O São Paulo busca a reabilitação contra o Goiás, após a derrota para o Palmeiras no último sábado. No clássico, o Tricolor atuou somente com dois titulares; hoje à noite, no Serra Dourada, atuará com 11 jogadores tidos como reservas. O goleiro Rogério será poupado e vai dar lugar a Flávio Kretzer. Christian, o outro titular que enfrentou os palmeirenses, será substituído por Roger no ataque. Por outro lado, o Goiás, apesar de ainda ter chances de ser campeão - cerca de 1% segundo o matemático Tristão Garcia - está mesmo empenhado em manter a sua vaga para a Libertadores de 2006, um feito inédito na história do clube.

CHEGA DE VEXAME

Sem chances de conquistar uma vaga na Libertadores, o Santos enfrenta o Paraná Clube, para tentar acabar com a pior sequência de derrotas de sua história desde que o Campeonato Brasileiro começou a ser disputado em 1971. Para isso, o Peixe - oitavo colocado com 55 pontos - precisa vencer hoje à noite no Pacaembu. O momento santista é de dificuldades mas a equipe não vai perder para o resto da vida. Vai se reabilitar e poderá ser em cima dos paranaenses. O Paraná, por sua vez, tem chances remotas de se classificar para a competição continental.

DESCONFORTÁVEL

Émerson Leão está certo ao afirmar que a situação do Palmeiras é desconfortável.

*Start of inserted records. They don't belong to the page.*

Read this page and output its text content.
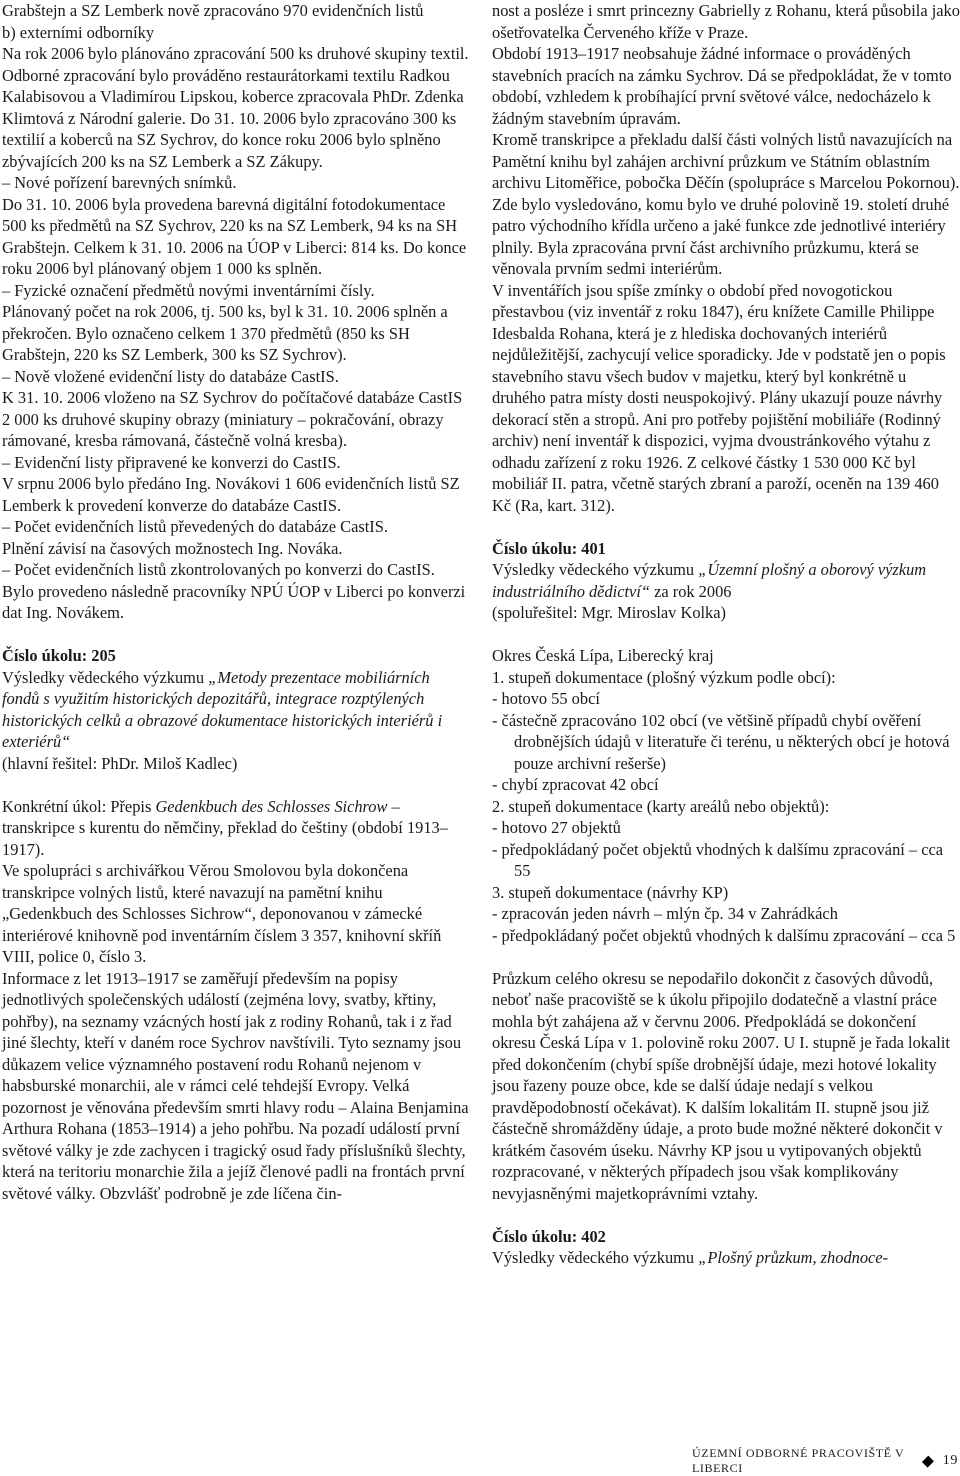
Grabštejn a SZ Lemberk nově zpracováno 970 evidenčních listů

b) externími odborníky

Na rok 2006 bylo plánováno zpracování 500 ks druhové skupiny textil. Odborné zpracování bylo prováděno restaurátorkami textilu Radkou Kalabisovou a Vladimírou Lipskou, koberce zpracovala PhDr. Zdenka Klimtová z Národní galerie. Do 31. 10. 2006 bylo zpracováno 300 ks textilií a koberců na SZ Sychrov, do konce roku 2006 bylo splněno zbývajících 200 ks na SZ Lemberk a SZ Zákupy.

– Nové pořízení barevných snímků.

Do 31. 10. 2006 byla provedena barevná digitální fotodokumentace 500 ks předmětů na SZ Sychrov, 220 ks na SZ Lemberk, 94 ks na SH Grabštejn. Celkem k 31. 10. 2006 na ÚOP v Liberci: 814 ks. Do konce roku 2006 byl plánovaný objem 1 000 ks splněn.

– Fyzické označení předmětů novými inventárními čísly.

Plánovaný počet na rok 2006, tj. 500 ks, byl k 31. 10. 2006 splněn a překročen. Bylo označeno celkem 1 370 předmětů (850 ks SH Grabštejn, 220 ks SZ Lemberk, 300 ks SZ Sychrov).

– Nově vložené evidenční listy do databáze CastIS.

K 31. 10. 2006 vloženo na SZ Sychrov do počítačové databáze CastIS 2 000 ks druhové skupiny obrazy (miniatury – pokračování, obrazy rámované, kresba rámovaná, částečně volná kresba).

– Evidenční listy připravené ke konverzi do CastIS.

V srpnu 2006 bylo předáno Ing. Novákovi 1 606 evidenčních listů SZ Lemberk k provedení konverze do databáze CastIS.

– Počet evidenčních listů převedených do databáze CastIS.

Plnění závisí na časových možnostech Ing. Nováka.

– Počet evidenčních listů zkontrolovaných po konverzi do CastIS.

Bylo provedeno následně pracovníky NPÚ ÚOP v Liberci po konverzi dat Ing. Novákem.

Číslo úkolu: 205

Výsledky vědeckého výzkumu „Metody prezentace mobiliárních fondů s využitím historických depozitářů, integrace rozptýlených historických celků a obrazové dokumentace historických interiérů i exteriérů“

(hlavní řešitel: PhDr. Miloš Kadlec)

Konkrétní úkol: Přepis Gedenkbuch des Schlosses Sichrow – transkripce s kurentu do němčiny, překlad do češtiny (období 1913–1917).

Ve spolupráci s archivářkou Věrou Smolovou byla dokončena transkripce volných listů, které navazují na pamětní knihu „Gedenkbuch des Schlosses Sichrow“, deponovanou v zámecké interiérové knihovně pod inventárním číslem 3 357, knihovní skříň VIII, police 0, číslo 3.

Informace z let 1913–1917 se zaměřují především na popisy jednotlivých společenských událostí (zejména lovy, svatby, křtiny, pohřby), na seznamy vzácných hostí jak z rodiny Rohanů, tak i z řad jiné šlechty, kteří v daném roce Sychrov navštívili. Tyto seznamy jsou důkazem velice významného postavení rodu Rohanů nejenom v habsburské monarchii, ale v rámci celé tehdejší Evropy. Velká pozornost je věnována především smrti hlavy rodu – Alaina Benjamina Arthura Rohana (1853–1914) a jeho pohřbu. Na pozadí událostí první světové války je zde zachycen i tragický osud řady příslušníků šlechty, která na teritoriu monarchie žila a jejíž členové padli na frontách první světové války. Obzvlášť podrobně je zde líčena čin-

nost a posléze i smrt princezny Gabrielly z Rohanu, která působila jako ošetřovatelka Červeného kříže v Praze.

Období 1913–1917 neobsahuje žádné informace o prováděných stavebních pracích na zámku Sychrov. Dá se předpokládat, že v tomto období, vzhledem k probíhající první světové válce, nedocházelo k žádným stavebním úpravám.

Kromě transkripce a překladu další části volných listů navazujících na Pamětní knihu byl zahájen archivní průzkum ve Státním oblastním archivu Litoměřice, pobočka Děčín (spolupráce s Marcelou Pokornou). Zde bylo vysledováno, komu bylo ve druhé polovině 19. století druhé patro východního křídla určeno a jaké funkce zde jednotlivé interiéry plnily. Byla zpracována první část archivního průzkumu, která se věnovala prvním sedmi interiérům.

V inventářích jsou spíše zmínky o období před novogotickou přestavbou (viz inventář z roku 1847), éru knížete Camille Philippe Idesbalda Rohana, která je z hlediska dochovaných interiérů nejdůležitější, zachycují velice sporadicky. Jde v podstatě jen o popis stavebního stavu všech budov v majetku, který byl konkrétně u druhého patra místy dosti neuspokojivý. Plány ukazují pouze návrhy dekorací stěn a stropů. Ani pro potřeby pojištění mobiliáře (Rodinný archiv) není inventář k dispozici, vyjma dvoustránkového výtahu z odhadu zařízení z roku 1926. Z celkové částky 1 530 000 Kč byl mobiliář II. patra, včetně starých zbraní a paroží, oceněn na 139 460 Kč (Ra, kart. 312).

Číslo úkolu: 401

Výsledky vědeckého výzkumu „Územní plošný a oborový výzkum industriálního dědictví“ za rok 2006

(spoluřešitel: Mgr. Miroslav Kolka)

Okres Česká Lípa, Liberecký kraj

1. stupeň dokumentace (plošný výzkum podle obcí):

- hotovo 55 obcí

- částečně zpracováno 102 obcí (ve většině případů chybí ověření drobnějších údajů v literatuře či terénu, u některých obcí je hotová pouze archivní rešerše)

- chybí zpracovat 42 obcí

2. stupeň dokumentace (karty areálů nebo objektů):

- hotovo 27 objektů

- předpokládaný počet objektů vhodných k dalšímu zpracování – cca 55

3. stupeň dokumentace (návrhy KP)

- zpracován jeden návrh – mlýn čp. 34 v Zahrádkách

- předpokládaný počet objektů vhodných k dalšímu zpracování – cca 5

Průzkum celého okresu se nepodařilo dokončit z časových důvodů, neboť naše pracoviště se k úkolu připojilo dodatečně a vlastní práce mohla být zahájena až v červnu 2006. Předpokládá se dokončení okresu Česká Lípa v 1. polovině roku 2007. U I. stupně je řada lokalit před dokončením (chybí spíše drobnější údaje, mezi hotové lokality jsou řazeny pouze obce, kde se další údaje nedají s velkou pravděpodobností očekávat). K dalším lokalitám II. stupně jsou již částečně shromážděny údaje, a proto bude možné některé dokončit v krátkém časovém úseku. Návrhy KP jsou u vytipovaných objektů rozpracované, v některých případech jsou však komplikovány nevyjasněnými majetkoprávními vztahy.

Číslo úkolu: 402

Výsledky vědeckého výzkumu „Plošný průzkum, zhodnoce-

ÚZEMNÍ ODBORNÉ PRACOVIŠTĚ V LIBERCI	19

Na verdade, será muito difícil o Alviverde conseguir vaga para a Taça Libertadores. A quatro rodadas do fim do Brasileirão, o time dirigido pelo competente treinador está com seis pontos e três vitórias a menos do que o Goiás, o quarto colocado e último a se classificar para a Libertadores. Hoje o Palmeiras joga na obrigação de ganhar - seu adversário é o Juventude, no Palestra.

TRADIÇÃO

Dinheiro para fretar um avião contra tradição. Extracampo, o jogo de volta entre Austrália e Uruguai começou movimentado. Enquanto a equipe da Oceania acredita ter vantagem no confronto por ter retornado de Montevidéu em vôo fretado, o que permitiu descanso maior que o dos rivais, que viajaram em avião de carreira, a Celeste Olímpica aposta na tradição. O meia Recoba disse que sua seleção tem “direito divino’’ de jogar a Copa do Mundo. A partida de ida, no sábado, terminou com vitória uruguaia por 1 a 0. Se o placar for repetido hoje, haverá prorrogação e, permanecendo a igualdade, pênaltis. Se o Uruguai fizer um gol, ele só fica fora da Copa se perder por dois ou mais de diferença.

MIKE TYSON

“As mulheres acabaram com a minha vida”. Foi o que disse Mike Tyson, durante entrevista ao jornalista Roberto Cabrini, na TV Bandeirantes. O ex-campeão mundial de boxe abordou sua vida dentro e fora do ringue, pobreza, sua relação com os compatriotas e fez uma declaração a respeito da passagem por São Paulo: “Nos Estados Unidos, eu me sinto odiado. Aqui, não. Tenho planos para estabelecer uma base no Brasil”.